Das Qualifizierungschancengesetz – Anspruch und Vorteile

Das Qualifizierungschancengesetz ist die rechtliche Grundlage, auf der die Qualifizierungsoffensive der Bundesregierung aufbaut. Es trat am 01.01.2019 in Kraft und wird seitdem auf aktuelle Entwicklungen am Arbeitsmarkt angepasst (zuletzt im April 2020). Es beinhaltet die Fördermöglichkeiten für berufliche Weiterbildungen. Dabei gibt es Regelungen zur Finanzierung von Fortbildungen für Arbeitgeber, Arbeitnehmer und Selbstständige.

Das Qualifizierungschancengesetz – Anspruch und Vorteile

Ziel des Qualifizierungschancengesetzes

Das oberste Ziel des Qualifizierungschancengesetzes ist die Eindämmung des Fachkräftemangels. Daneben werden die Möglichkeiten des Qualifizierungschancengesetzes von Arbeitgebern aber auch genutzt, den Mitarbeitern die Kurzarbeitszeiten mit Weiterbildungsangeboten angenehmer zu gestalten und sie zugleich auf neue Aufgaben vorzubereiten. Strukturwandel und Digitalisierung bringen zudem einen erhöhten Bedarf an qualifizierten Kräften mit sich. Auch hier sollen Arbeitgeber und Arbeitnehmer nicht aufgrund finanzieller Engpässe benachteiligt sein und können Fördermittel beantragen.

Für verschiedene Positionen im Unternehmen ist ab einer bestimmten Mitarbeiterzahl auch der Nachweis über qualifizierte Angestellte zu erbringen. Hierunter fallen beispielsweise die Sicherheitsbeauftragten, die für Unfallverhütung, Ergonomie am Arbeitsplatz und die Vermeidung von gesundheitsgefährdenden Tätigkeiten zuständig sind. Aber auch Datenschutz- oder QM-Beauftragte werden mittels geförderter Weiterbildungen geschult.
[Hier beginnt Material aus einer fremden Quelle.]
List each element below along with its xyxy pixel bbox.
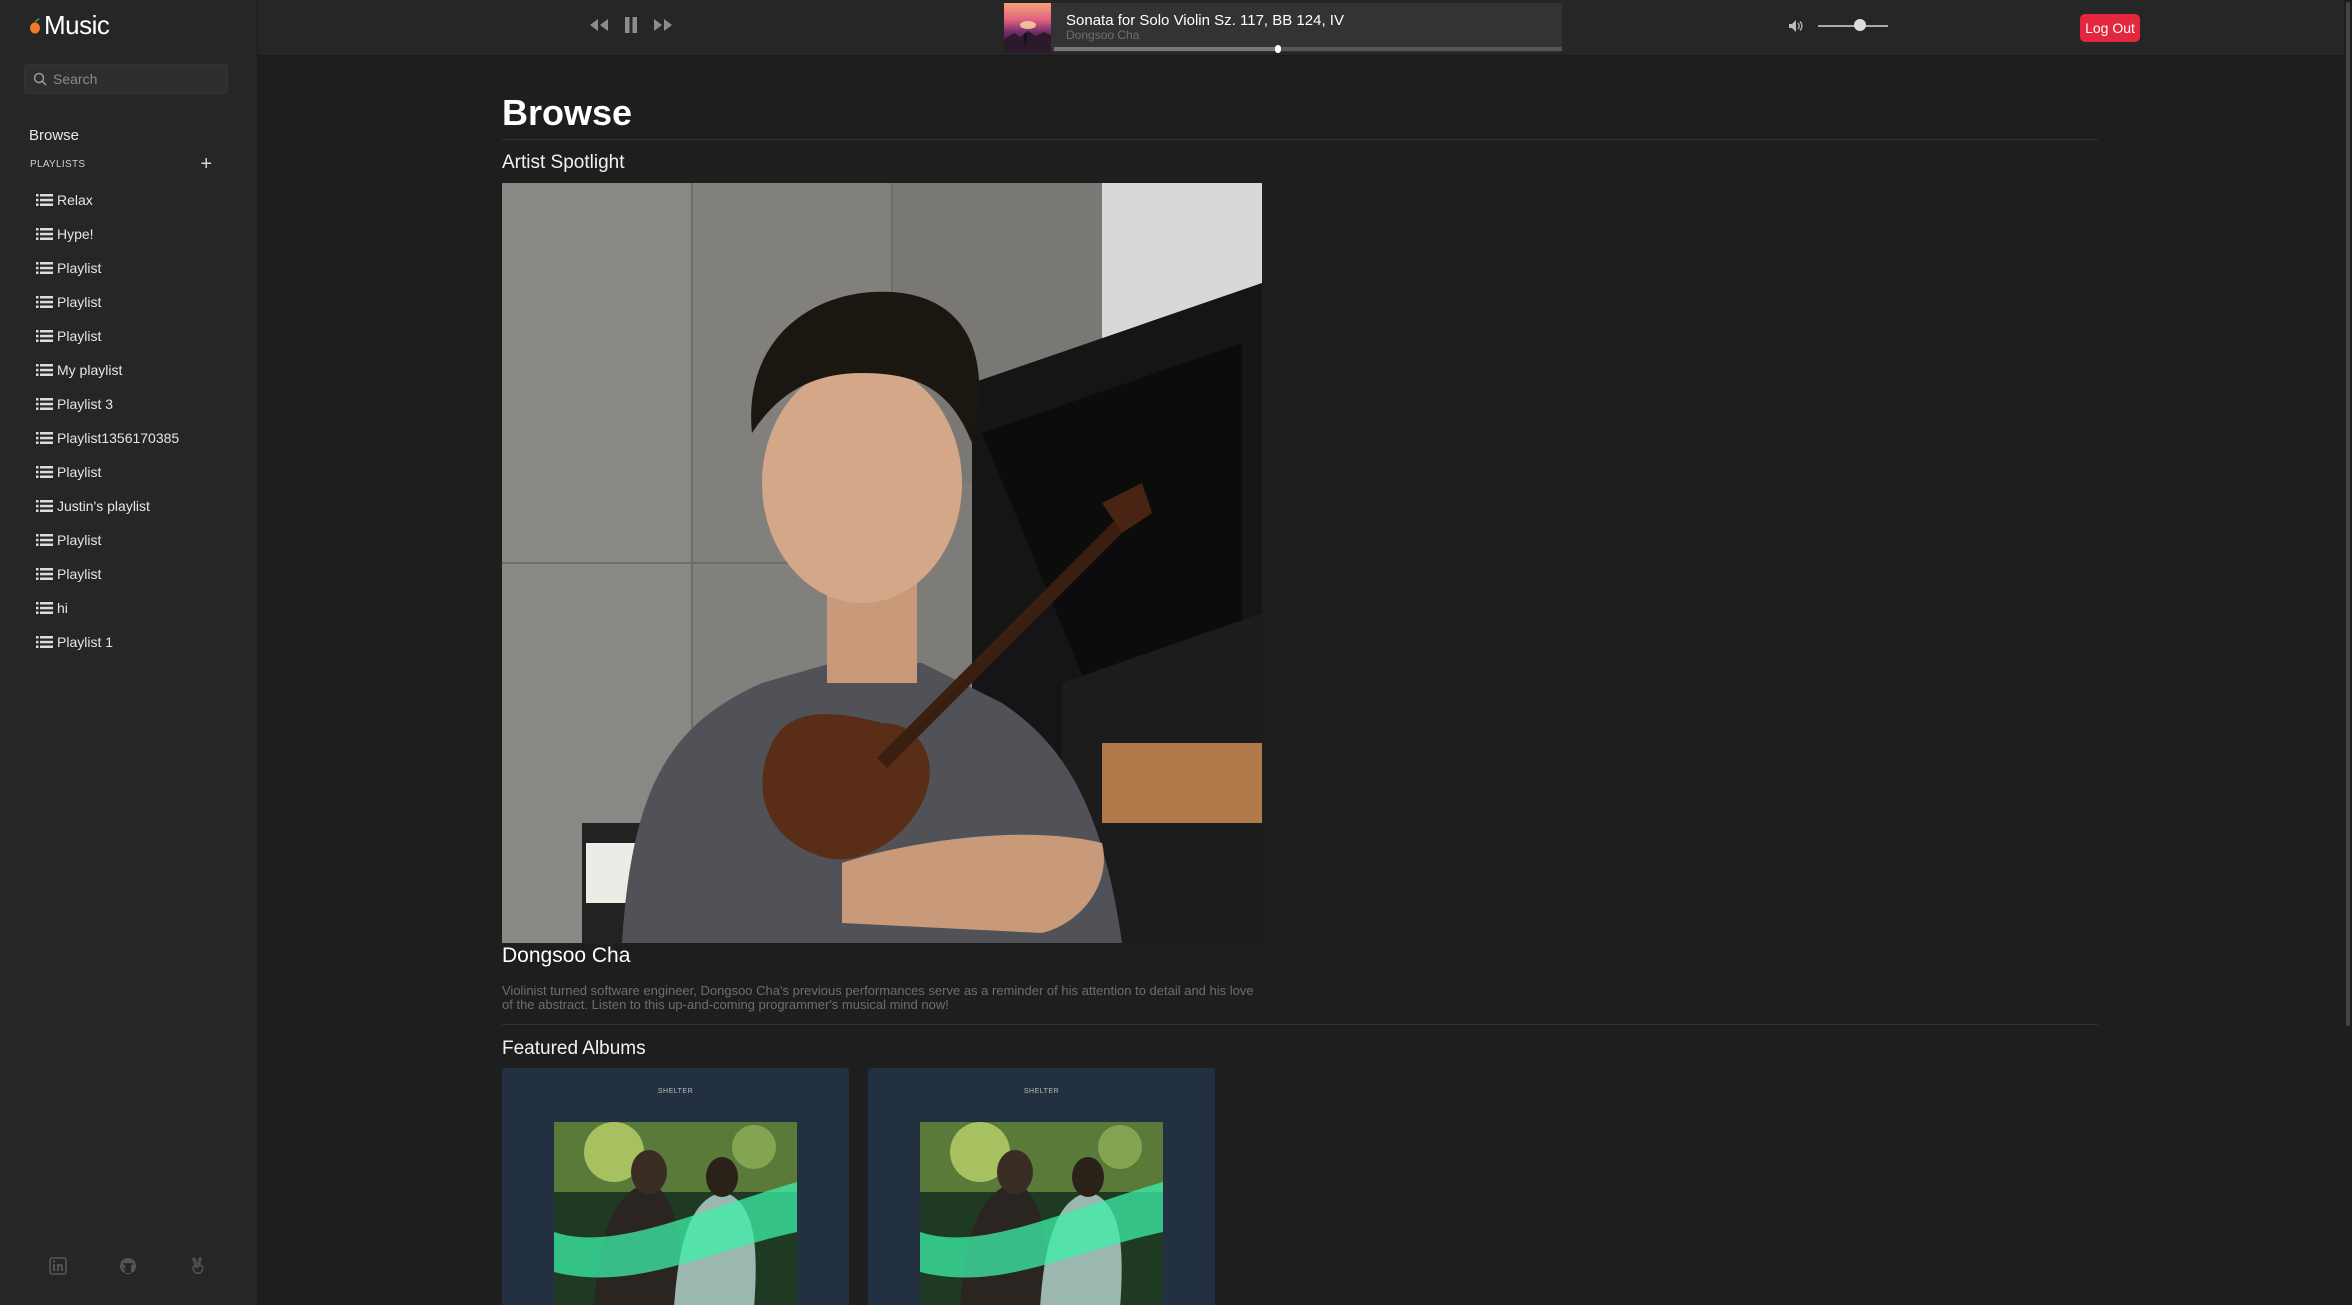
playlist-label: Playlist	[57, 294, 102, 310]
sidebar-playlist-item[interactable]: Playlist1356170385	[36, 421, 179, 455]
sidebar-playlist-item[interactable]: Playlist	[36, 285, 179, 319]
now-playing-artwork	[1004, 3, 1051, 52]
list-icon	[36, 329, 53, 343]
page-title: Browse	[502, 92, 633, 133]
list-icon	[36, 465, 53, 479]
list-icon	[36, 227, 53, 241]
sidebar-playlist-item[interactable]: Playlist	[36, 523, 179, 557]
sidebar: Music Browse PLAYLISTS + Relax Hype! Playl…	[0, 0, 258, 1305]
sidebar-playlist-item[interactable]: My playlist	[36, 353, 179, 387]
search-icon	[33, 72, 47, 86]
sidebar-playlist-item[interactable]: Playlist 3	[36, 387, 179, 421]
pause-icon[interactable]	[620, 14, 642, 36]
list-icon	[36, 261, 53, 275]
playlist-label: Playlist 3	[57, 396, 114, 412]
album-cover	[554, 1122, 797, 1305]
featured-albums-heading: Featured Albums	[502, 1038, 646, 1059]
album-cover	[920, 1122, 1163, 1305]
sidebar-playlist-item[interactable]: Hype!	[36, 217, 179, 251]
playlist-list: Relax Hype! Playlist Playlist Playlist My pla…	[36, 183, 179, 659]
now-playing: Sonata for Solo Violin Sz. 117, BB 124, …	[1004, 3, 1562, 53]
album-label: SHELTER	[657, 1088, 694, 1095]
artist-photo[interactable]	[502, 183, 1262, 943]
scrollbar[interactable]	[2344, 0, 2352, 1305]
sidebar-playlist-item[interactable]: Justin's playlist	[36, 489, 179, 523]
add-playlist-icon[interactable]: +	[200, 154, 212, 174]
list-icon	[36, 193, 53, 207]
playlist-label: Playlist	[57, 464, 102, 480]
sidebar-playlist-item[interactable]: hi	[36, 591, 179, 625]
album-card[interactable]: SHELTER	[868, 1068, 1215, 1305]
volume-control	[1788, 18, 1888, 34]
list-icon	[36, 533, 53, 547]
playlist-label: Justin's playlist	[57, 498, 150, 514]
list-icon	[36, 601, 53, 615]
sidebar-playlist-item[interactable]: Playlist	[36, 319, 179, 353]
sidebar-playlist-item[interactable]: Playlist	[36, 455, 179, 489]
progress-fill	[1054, 47, 1278, 51]
sidebar-playlist-item[interactable]: Playlist	[36, 557, 179, 591]
track-title: Sonata for Solo Violin Sz. 117, BB 124, …	[1066, 12, 1344, 29]
playlists-label: PLAYLISTS	[30, 158, 86, 170]
main-content: Browse Artist Spotlight Dongsoo Cha Viol…	[258, 56, 2334, 1305]
app-title: Music	[44, 10, 110, 40]
github-icon[interactable]	[118, 1256, 138, 1276]
track-artist: Dongsoo Cha	[1066, 28, 1140, 42]
album-card[interactable]: SHELTER	[502, 1068, 849, 1305]
social-links	[48, 1256, 208, 1276]
volume-handle[interactable]	[1854, 19, 1866, 31]
list-icon	[36, 397, 53, 411]
artist-name[interactable]: Dongsoo Cha	[502, 944, 630, 968]
fast-forward-icon[interactable]	[652, 14, 674, 36]
logout-button[interactable]: Log Out	[2080, 14, 2140, 42]
playlist-label: Playlist 1	[57, 634, 114, 650]
search-input[interactable]	[53, 71, 223, 87]
sidebar-playlist-item[interactable]: Playlist 1	[36, 625, 179, 659]
app-logo[interactable]: Music	[28, 10, 110, 41]
linkedin-icon[interactable]	[48, 1256, 68, 1276]
progress-bar[interactable]	[1054, 45, 1562, 53]
list-icon	[36, 295, 53, 309]
volume-slider[interactable]	[1818, 19, 1888, 31]
search-box[interactable]	[24, 64, 228, 94]
divider	[502, 139, 2098, 140]
playlist-label: Playlist1356170385	[57, 430, 180, 446]
playlists-header: PLAYLISTS +	[30, 154, 212, 174]
list-icon	[36, 635, 53, 649]
peach-logo-icon	[30, 18, 40, 33]
playlist-label: Playlist	[57, 532, 102, 548]
album-label: SHELTER	[1023, 1088, 1060, 1095]
transport-controls	[588, 14, 674, 36]
angellist-icon[interactable]	[188, 1256, 208, 1276]
playlist-label: Playlist	[57, 328, 102, 344]
playlist-label: Playlist	[57, 260, 102, 276]
playlist-label: Playlist	[57, 566, 102, 582]
progress-handle[interactable]	[1274, 45, 1281, 53]
rewind-icon[interactable]	[588, 14, 610, 36]
list-icon	[36, 567, 53, 581]
playlist-label: My playlist	[57, 362, 123, 378]
artist-bio: Violinist turned software engineer, Dong…	[502, 983, 1254, 1012]
playlist-label: Hype!	[57, 226, 94, 242]
list-icon	[36, 363, 53, 377]
player-bar: Sonata for Solo Violin Sz. 117, BB 124, …	[258, 0, 2352, 56]
sidebar-playlist-item[interactable]: Playlist	[36, 251, 179, 285]
playlist-label: hi	[57, 600, 68, 616]
artist-spotlight-heading: Artist Spotlight	[502, 152, 625, 173]
sidebar-playlist-item[interactable]: Relax	[36, 183, 179, 217]
album-grid: SHELTER SHELTER	[502, 1068, 1215, 1305]
list-icon	[36, 499, 53, 513]
sidebar-item-browse[interactable]: Browse	[29, 127, 79, 144]
list-icon	[36, 431, 53, 445]
divider	[502, 1024, 2098, 1025]
volume-icon[interactable]	[1788, 18, 1804, 34]
playlist-label: Relax	[57, 192, 93, 208]
scrollbar-thumb[interactable]	[2346, 2, 2350, 1026]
Um Beschäftigte qualifizieren zu lassen und dies gefördert zu bekommen, müssen die Bildungsangebote den Vorgaben der Akkreditierungs- und Zulassungsverordnung Arbeitsförderung (AZAV) entsprechen. Das bedeutet, sowohl Bildungsanbieter wie auch das konkrete Bildungsangebot, müssen nach AZAV zertifiziert sein. Diese Zertifizierungsrichtlinien gelten schon lange, wie es auch einige Förderinstrumente aus dem Qualifizierungschancengesetz bereits seit langem gibt. Nicht zertifizierte Maßnahmen können unter besonderen Voraussetzungen gefördert werden, die im Einzelfall zu prüfen sind.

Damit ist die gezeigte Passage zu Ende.